Persistence paid off last weekend for T.J. O’Mara of Rumson, who set a goal and returned year after year to the U.S. Equestrian Team Foundation in Gladstone attempting to realize it.
On his fifth try, he finally won the Platinum Performance/U.S. Equestrian Federation Show Jumping Talent Search Finals East, topping a stellar group of riders with a performance that was long on consistency and style.
Trained by Stacia Madden of Beacon Hill Show Stables and Max Amaya of Stonehenge Stables, both in Colts Neck, T.J. said winning the Talent Search “has been one of my dreams for my junior career. I’m so proud of my horse.”
He has had a long relationship with Kaskade, his only equitation mount, who sadly will be for sale after indoors as T.J. ages out of the division.
“It’s going to be very emotional to see her go, but this was obviously on my checklist and I’m just happy to have won this on her, and not on another horse,” he said after the Talent Search award presentation.
He went from 11th after the initial flat phase to fifth after gymnastics on Saturday.
“Then I snuck into the top four,” said T.J., who won the Sunday morning jumping phase with a 92, though Daisy Farish still held the overall lead, as she had throughout the competition.
So T.J. was happy to have a clean slate to start over for the last phase, the “final four,” when each exhibitor rides their own horse, and then that of their competitors, over a shortened course.
Daisy had a refusal with her own horse, Ganjana, in the first round of the final four, and then the low score in every round thereafter.
Sophie Simpson won the first three rounds of the final four competition until she got on Ganjana, then put in eight strides where everyone else did seven between fences two and three, cross-cantered at the end of the ring and met the in-and-out in less-than-optimal fashion.
She wound up second with a score of 350 to T.J.’s 355, while Vivian Yowan was third with 347 on McLain Ward’s Clearline, who won the Grappa trophy as best horse of the final. Daisy was fourth with a score of 246.
It was 2012 when T.J. first competed in the Talent Search, geared to spotting riders who could someday represent the U.S. in international competition. He was out of the ribbons, but his sister, Meg O’Mara, finished second that year. That was when he set his sights on winning someday.

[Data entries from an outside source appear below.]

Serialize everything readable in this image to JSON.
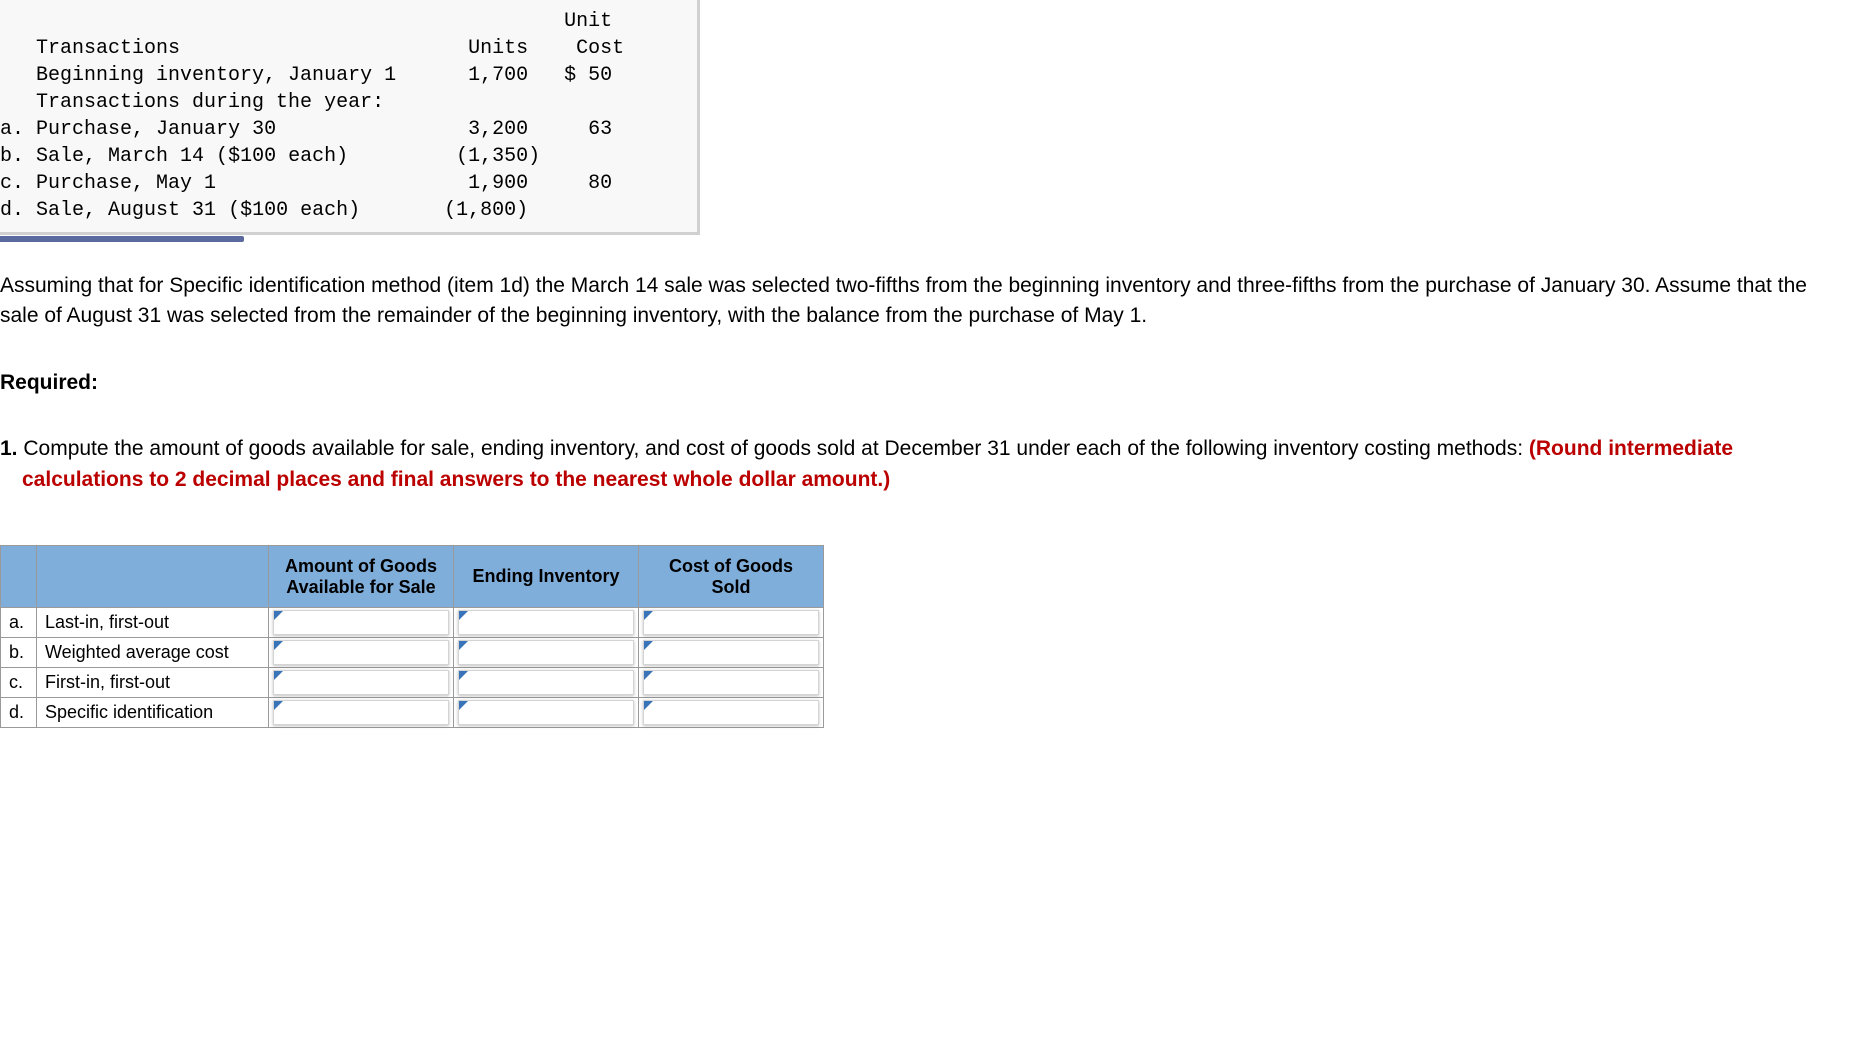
{
  "transactions_table": {
    "background_color": "#f8f8f8",
    "border_color": "#d0d0d0",
    "scrollbar_color": "#5b6a9e",
    "font_family": "Courier New",
    "headers": {
      "c1": "Transactions",
      "c2": "Units",
      "c3": "Unit",
      "c3b": "Cost"
    },
    "rows": [
      {
        "letter": "",
        "desc": "Beginning inventory, January 1",
        "units": "1,700",
        "cost": "$ 50"
      },
      {
        "letter": "",
        "desc": "Transactions during the year:",
        "units": "",
        "cost": ""
      },
      {
        "letter": "a.",
        "desc": "Purchase, January 30",
        "units": "3,200",
        "cost": "63"
      },
      {
        "letter": "b.",
        "desc": "Sale, March 14 ($100 each)",
        "units": "(1,350)",
        "cost": ""
      },
      {
        "letter": "c.",
        "desc": "Purchase, May 1",
        "units": "1,900",
        "cost": "80"
      },
      {
        "letter": "d.",
        "desc": "Sale, August 31 ($100 each)",
        "units": "(1,800)",
        "cost": ""
      }
    ]
  },
  "paragraph": "Assuming that for Specific identification method (item 1d) the March 14 sale was selected two-fifths from the beginning inventory and three-fifths from the purchase of January 30. Assume that the sale of August 31 was selected from the remainder of the beginning inventory, with the balance from the purchase of May 1.",
  "required_label": "Required:",
  "question": {
    "number": "1.",
    "text_part1": "Compute the amount of goods available for sale, ending inventory, and cost of goods sold at December 31 under each of the following inventory costing methods: ",
    "text_red": "(Round intermediate calculations to 2 decimal places and final answers to the nearest whole dollar amount.)"
  },
  "answer_table": {
    "header_bg": "#7faedb",
    "border_color": "#9a9a9a",
    "marker_color": "#3a74b8",
    "columns": [
      "Amount of Goods Available for Sale",
      "Ending Inventory",
      "Cost of Goods Sold"
    ],
    "rows": [
      {
        "letter": "a.",
        "method": "Last-in, first-out"
      },
      {
        "letter": "b.",
        "method": "Weighted average cost"
      },
      {
        "letter": "c.",
        "method": "First-in, first-out"
      },
      {
        "letter": "d.",
        "method": "Specific identification"
      }
    ]
  }
}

His determination continues. T.J. is gearing up for his last shot at the Pessoa/USEF Medal Finals, which his sister won at the Pennsylvania National Horse Show. While there originally may have been some sibling rivalry, he notes that now, “Meg has been a huge support for me. She texts me at every single final and I know she’ll be proud of me, and my other two sisters will be proud of me as well.”
Meg told him that depending on how he did at the Talent Search, she might show up to support him in person at the other finals. After the Medal, he has the Washington International’s equitation championship and then the ASPCA Maclay finals at the CP National Horse Show.
I met T.J. at the 2012 Hampton Classic when I was interviewing Meg about her blue-eyed horse, Sinatra, on whom she had won the junior jumper championship. She advised me that T.J. was going to be good, and I took it for what it was worth. She was, after all, his sister, which means she might have been prejudiced. He was just a kid, so I have to admit I didn’t pay a lot of attention. But Meg turned out to be right.
T.J. is an 18-year-old freshman at the University of Kentucky, where he is majoring in agricultural economics. His father, Tom, advised him that he needed something to fall back on if riding didn’t work out for a career, and he’s very interested in horse feed anyway.
He is a serious young man, with an earnest demeanor and excellent manners. All in all, a pleasure to deal with, and gracious, too.
He gave credit to everyone who helped him get this far, from Don Stewart, who trained him initially, to Max and Stacia and their teams, and his family and friends. While in Kentucky, he also got some help from Federico Sztyrle, a friend of Max’s, and his partner, Chris Ewanouski.
T.J. is grateful for his experience, noting, “The equitation gives you a sense of who you are as a rider. It’s built a ton of confidence in me over the years.” Next for him is focusing on jumpers with his new horse, Queen Jane.
The victory meant a lot to T.J.’s trainers, not only because of what he did, but also because of who he is.
“I am so happy for T.J. because I look at him as not only an unbelievable developing young rider, but he’s been like an assistant to Stonehenge and Beacon Hill,” said Stacia.
“He knows the horses. He can tell you what every horse in the barn eats, and probably what they wear for shoes. If I’m ever at the ring and one of my assistants isn’t there to answer a question about rules, he knows the rules because he reads the prizelists. He’s one of the few kids that actually gets a prizelist at the beginning of each horse show and reads it. He knows the rules of not only the competitions he rides in, but the rules of other competitions.
“He studies riding,” she continued.
“He watches videos, he reads books, he goes old school on you.” That makes winning the Talent Search “so well-deserved in that respect, because everything’s not coming from the trainer, even though we like to think we’re a very important part of it. He’s done a magnificent job of educating himself and I think that is what really pulled him through.”